2) State censorship has almost disappeared. However, light needs to be shed on the ramifications of the surveillance system established by the Ben Ali regime. In particular the "new assignments" of 600 staff specialised in content filtering, monitoring and hacking opponents' addresses remain unknown, while the Ministry of Interior department responsible for monitoring the Internet remains active.
3) The resurgence of moralising censorship, in the name of preserving values and protecting children, ignores all possibilities and technological constraints and obliterates the debate on the dangers of state interference in the right of accessing information.
4) The few investigations have proved that the virulence of the surveillance system was established and developed with the complicity of multinational corporations such as CISCO and Microsoft. There is currently no guarantee that these companies amongst others may reengage in similar practices if the opportunity arises.
5) Draconian laws with oversight for the Internet sector are still in force.
1. Make an audit of the filtering systems used by the former regime and agencies engaged in surveillance of the Internet in all public administrations related to the management of Internet services including the Ministry of Interior, Ministry of Communications (Telecom Agency, Frequencies Agency) to ensure that these organisations do not resume service.
2. Repeal articles in the draconian laws with oversight for the Internet sector . (Footnote 1)
3. Promotion of self-regulation: a charter of values (and not of laws) due to the blogging community and cyber activists' refusal of any interference and all forms of state control.
4. Protection of cyber activists (Web TV and web radio editors) from police repression during the coverage of events in public space.
5. Promoting digital culture: civic education on blogging and citizen journalism: training modules to be offered at university but also media literacy programmes (for Internet). Blogging Clubs: writing, photography, video, critical reading of discourse.
6. Genuine right to access information in order to shed light on all violations on freedom.
7. Internet Governance: Civil society must be actively involved, and occupy a role allowing them to suggest proposals and make decisions rather than just serve as observers.
8. Promote transparency and establish a charter of values for online media (the relationship with advertisers, lack of sales and subscription)
9. Promote the use of free software to limit monopolies.
10. Promote transparency on the pricing of Internet Service Providers (ISP).
1. Organise a media stakeholders conference (online media transparency and bloggers' charter of values);
2. Advocacy: Amendment of the Law of May 26, 2011 in the sense of simplification of procedures for access.
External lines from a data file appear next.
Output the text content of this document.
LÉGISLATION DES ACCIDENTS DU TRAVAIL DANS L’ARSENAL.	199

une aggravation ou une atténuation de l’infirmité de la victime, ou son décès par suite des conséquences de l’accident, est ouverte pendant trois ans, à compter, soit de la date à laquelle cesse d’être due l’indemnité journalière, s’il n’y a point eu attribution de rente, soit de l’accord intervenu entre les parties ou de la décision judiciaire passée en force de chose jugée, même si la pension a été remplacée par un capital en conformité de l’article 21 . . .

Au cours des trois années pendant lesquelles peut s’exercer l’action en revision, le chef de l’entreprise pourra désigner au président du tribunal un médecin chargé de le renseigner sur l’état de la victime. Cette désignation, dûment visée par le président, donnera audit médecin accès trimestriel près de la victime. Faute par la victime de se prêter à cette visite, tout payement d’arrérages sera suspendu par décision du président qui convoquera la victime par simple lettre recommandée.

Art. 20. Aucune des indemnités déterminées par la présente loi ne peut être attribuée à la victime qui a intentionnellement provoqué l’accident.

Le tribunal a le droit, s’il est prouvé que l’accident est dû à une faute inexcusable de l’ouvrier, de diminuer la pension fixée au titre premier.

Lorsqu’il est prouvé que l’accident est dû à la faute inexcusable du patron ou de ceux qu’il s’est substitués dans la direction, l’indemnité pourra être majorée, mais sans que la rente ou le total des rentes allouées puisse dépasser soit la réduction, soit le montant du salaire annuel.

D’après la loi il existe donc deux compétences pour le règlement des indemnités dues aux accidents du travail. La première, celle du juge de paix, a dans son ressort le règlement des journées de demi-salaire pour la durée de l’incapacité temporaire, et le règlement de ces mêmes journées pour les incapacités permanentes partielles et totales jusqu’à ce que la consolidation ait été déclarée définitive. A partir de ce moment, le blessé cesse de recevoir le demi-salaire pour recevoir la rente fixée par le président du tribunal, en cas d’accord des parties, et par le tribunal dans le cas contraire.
To conduct basic research which may shed light on the monitoring system and its future;
3. Propose a partnership with the Ministry of Education / Ministry of Youth to implement a programme for the development of a new digital culture.
Footnote 1: Decree of the Minister of Communications on March 22 1997 on ISPs, Decree of the Minister of Communications on September 9, 1997 regarding encryption, Law No. 98-38 of 2 June 1998 on the Post Code, Law No. 2001-1 of 15 January 2001 promulgating the telecommunications Code, Law No. 2004-5 of 3 February 2004 on IT security; Decree No. 2008-2638 of 21 July 2008 on the Voice Over Internet Protocol service.